The man who had picked her up was Owain the blacksmith. He was a big, broad-shouldered man, with a great many scars and scratches on his arms. His hair was blonde, with flecks of white even though his face still looked young.
"Are you well?" He asked. Elisius nodded. He held up her sword.
"You did well. This sword is far too big for you."
"Where is that man?"
"Who was he?"
"One of Ossilon's men. He must have escaped the brawl with his tribe and your father. I doubt that he would have lasted long on that battlefield."

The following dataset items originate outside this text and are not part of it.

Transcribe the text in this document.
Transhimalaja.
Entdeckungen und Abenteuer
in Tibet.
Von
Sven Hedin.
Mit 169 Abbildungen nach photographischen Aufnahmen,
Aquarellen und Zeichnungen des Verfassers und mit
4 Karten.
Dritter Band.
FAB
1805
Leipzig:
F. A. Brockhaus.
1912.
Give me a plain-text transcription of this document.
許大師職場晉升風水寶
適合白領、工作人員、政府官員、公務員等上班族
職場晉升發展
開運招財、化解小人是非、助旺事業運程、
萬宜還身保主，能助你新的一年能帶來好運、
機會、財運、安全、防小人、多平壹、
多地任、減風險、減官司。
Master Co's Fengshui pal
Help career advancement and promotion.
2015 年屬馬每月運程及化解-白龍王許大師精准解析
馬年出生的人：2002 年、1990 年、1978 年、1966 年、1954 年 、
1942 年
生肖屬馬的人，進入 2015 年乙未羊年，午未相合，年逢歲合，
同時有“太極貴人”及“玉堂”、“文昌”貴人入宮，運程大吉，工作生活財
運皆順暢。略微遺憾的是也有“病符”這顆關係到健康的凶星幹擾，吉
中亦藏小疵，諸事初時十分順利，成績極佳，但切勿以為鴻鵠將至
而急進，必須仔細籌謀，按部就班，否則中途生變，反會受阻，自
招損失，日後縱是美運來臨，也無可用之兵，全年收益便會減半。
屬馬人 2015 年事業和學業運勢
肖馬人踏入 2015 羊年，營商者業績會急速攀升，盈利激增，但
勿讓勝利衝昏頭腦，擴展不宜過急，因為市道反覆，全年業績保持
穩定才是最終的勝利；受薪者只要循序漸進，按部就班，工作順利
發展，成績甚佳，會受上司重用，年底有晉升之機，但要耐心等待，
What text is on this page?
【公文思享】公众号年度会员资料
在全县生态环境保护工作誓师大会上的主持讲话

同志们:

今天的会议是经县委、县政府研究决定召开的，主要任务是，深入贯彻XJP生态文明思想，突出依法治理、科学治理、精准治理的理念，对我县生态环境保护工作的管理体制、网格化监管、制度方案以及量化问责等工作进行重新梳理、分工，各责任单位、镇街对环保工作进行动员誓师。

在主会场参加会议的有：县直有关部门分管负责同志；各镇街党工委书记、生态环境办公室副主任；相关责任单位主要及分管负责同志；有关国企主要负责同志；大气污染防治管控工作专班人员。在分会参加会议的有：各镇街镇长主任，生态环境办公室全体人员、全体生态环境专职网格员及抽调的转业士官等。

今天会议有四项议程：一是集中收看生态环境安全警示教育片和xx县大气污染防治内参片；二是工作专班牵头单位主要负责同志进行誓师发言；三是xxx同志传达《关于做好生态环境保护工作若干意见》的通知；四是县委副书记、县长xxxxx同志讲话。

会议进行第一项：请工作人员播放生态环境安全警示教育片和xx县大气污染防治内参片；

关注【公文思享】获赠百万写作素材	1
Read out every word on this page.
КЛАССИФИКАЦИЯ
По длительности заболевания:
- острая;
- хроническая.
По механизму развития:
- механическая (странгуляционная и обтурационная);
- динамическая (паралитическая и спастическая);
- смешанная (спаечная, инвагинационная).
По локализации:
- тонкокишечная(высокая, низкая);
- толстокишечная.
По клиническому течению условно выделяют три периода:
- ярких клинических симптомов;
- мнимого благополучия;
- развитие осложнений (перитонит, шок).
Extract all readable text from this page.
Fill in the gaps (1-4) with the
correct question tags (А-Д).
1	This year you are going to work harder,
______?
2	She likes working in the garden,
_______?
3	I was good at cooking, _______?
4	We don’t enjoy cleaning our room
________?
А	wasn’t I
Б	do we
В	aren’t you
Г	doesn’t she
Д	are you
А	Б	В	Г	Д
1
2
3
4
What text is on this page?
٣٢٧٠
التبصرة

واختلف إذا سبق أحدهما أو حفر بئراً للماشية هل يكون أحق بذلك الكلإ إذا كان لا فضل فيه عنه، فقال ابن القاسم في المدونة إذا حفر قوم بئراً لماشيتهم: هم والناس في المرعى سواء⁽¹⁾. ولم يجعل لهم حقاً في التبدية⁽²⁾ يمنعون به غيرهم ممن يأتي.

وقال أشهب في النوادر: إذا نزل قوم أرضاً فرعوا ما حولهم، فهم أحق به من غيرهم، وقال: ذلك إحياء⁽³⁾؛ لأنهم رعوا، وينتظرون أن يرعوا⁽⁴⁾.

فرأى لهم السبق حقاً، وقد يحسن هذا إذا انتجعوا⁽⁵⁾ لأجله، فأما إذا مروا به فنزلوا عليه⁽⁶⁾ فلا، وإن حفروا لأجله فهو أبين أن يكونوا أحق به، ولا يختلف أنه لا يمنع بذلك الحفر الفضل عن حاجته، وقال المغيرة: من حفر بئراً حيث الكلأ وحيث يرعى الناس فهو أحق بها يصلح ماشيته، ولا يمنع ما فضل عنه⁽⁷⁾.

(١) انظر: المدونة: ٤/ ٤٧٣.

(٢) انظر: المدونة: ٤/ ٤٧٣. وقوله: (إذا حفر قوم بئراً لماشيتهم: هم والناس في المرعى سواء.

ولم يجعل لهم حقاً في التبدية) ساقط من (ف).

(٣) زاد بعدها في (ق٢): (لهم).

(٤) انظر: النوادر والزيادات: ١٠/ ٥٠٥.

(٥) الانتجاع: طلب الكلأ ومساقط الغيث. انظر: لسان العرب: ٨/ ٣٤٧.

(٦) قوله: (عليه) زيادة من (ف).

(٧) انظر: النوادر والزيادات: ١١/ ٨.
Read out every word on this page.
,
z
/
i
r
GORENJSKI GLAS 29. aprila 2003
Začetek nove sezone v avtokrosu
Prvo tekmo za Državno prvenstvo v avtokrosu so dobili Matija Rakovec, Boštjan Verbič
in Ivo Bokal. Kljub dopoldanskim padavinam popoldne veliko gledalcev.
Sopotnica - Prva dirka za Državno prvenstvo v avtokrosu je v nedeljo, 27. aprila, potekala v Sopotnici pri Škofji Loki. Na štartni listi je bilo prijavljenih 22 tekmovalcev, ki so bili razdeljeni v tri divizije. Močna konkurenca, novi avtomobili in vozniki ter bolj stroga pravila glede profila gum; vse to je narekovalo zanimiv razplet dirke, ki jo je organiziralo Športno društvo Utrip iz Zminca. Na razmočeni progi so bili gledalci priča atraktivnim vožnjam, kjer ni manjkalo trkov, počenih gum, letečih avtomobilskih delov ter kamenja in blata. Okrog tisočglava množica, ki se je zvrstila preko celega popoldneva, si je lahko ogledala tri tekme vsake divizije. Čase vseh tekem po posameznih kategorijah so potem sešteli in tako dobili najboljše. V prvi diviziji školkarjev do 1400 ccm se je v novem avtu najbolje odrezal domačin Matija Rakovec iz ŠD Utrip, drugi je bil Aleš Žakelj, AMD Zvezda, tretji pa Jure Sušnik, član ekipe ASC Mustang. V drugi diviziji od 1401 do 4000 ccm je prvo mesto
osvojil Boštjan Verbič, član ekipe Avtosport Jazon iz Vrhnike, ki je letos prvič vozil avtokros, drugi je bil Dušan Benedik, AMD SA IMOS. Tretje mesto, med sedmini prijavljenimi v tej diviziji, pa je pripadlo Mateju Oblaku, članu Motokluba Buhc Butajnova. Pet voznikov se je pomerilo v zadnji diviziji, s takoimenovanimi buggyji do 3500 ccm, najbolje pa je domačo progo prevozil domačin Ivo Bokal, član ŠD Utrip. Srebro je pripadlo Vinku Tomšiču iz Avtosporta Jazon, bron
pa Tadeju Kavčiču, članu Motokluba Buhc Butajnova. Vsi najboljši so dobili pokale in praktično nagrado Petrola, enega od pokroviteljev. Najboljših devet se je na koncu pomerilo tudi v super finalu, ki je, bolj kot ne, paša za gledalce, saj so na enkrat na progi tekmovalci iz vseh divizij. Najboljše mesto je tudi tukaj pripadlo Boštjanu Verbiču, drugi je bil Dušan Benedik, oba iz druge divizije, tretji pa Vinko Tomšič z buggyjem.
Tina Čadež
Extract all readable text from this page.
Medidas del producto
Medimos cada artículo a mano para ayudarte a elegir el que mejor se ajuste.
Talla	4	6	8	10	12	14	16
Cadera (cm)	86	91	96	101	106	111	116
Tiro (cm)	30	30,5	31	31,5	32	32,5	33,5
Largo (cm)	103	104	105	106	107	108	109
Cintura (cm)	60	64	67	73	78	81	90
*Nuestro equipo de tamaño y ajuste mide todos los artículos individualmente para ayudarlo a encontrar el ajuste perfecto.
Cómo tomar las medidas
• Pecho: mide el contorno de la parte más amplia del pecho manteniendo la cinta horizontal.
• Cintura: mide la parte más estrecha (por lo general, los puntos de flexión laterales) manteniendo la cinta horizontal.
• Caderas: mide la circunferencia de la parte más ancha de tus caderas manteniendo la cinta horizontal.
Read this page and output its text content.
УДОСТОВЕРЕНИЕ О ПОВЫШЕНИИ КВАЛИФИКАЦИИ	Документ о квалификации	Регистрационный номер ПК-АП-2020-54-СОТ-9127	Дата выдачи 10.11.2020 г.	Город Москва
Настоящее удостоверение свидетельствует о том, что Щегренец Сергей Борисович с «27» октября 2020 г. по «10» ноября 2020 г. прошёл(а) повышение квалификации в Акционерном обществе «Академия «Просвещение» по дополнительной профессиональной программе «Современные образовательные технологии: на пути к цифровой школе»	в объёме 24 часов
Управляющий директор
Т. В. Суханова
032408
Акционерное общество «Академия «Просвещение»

Elisius suddenly realised that Owain had saved her from certain death. She tried to think of something to say that could express her gratitude, but could somehow only manage a rather weak "Thankyou, Owain".
"You need not thank me," He replied. "It seemed as though you were doing well enough on your own at first." He continued to look from Elisius to the sword.
"This is far too big for you," He repeated, thoughtfully. "If I was to make a smaller one, I would like you to try it out. I want to see you fight again."
It seemed to be the least Elisius could do for the man who had rescued her, so she nodded. Owain smiled.
"I will tell you when to come and test it," He promised, then left.
Elisius watched him leave, then thoughtfully fingered at the hole in her dress where the sword had gone through. Suddenly she became aware of Sioned staring at her; she tried to think of something to say, but couldn't think of anything. Instead, she picked up her discarded bucket of water and went on her way again.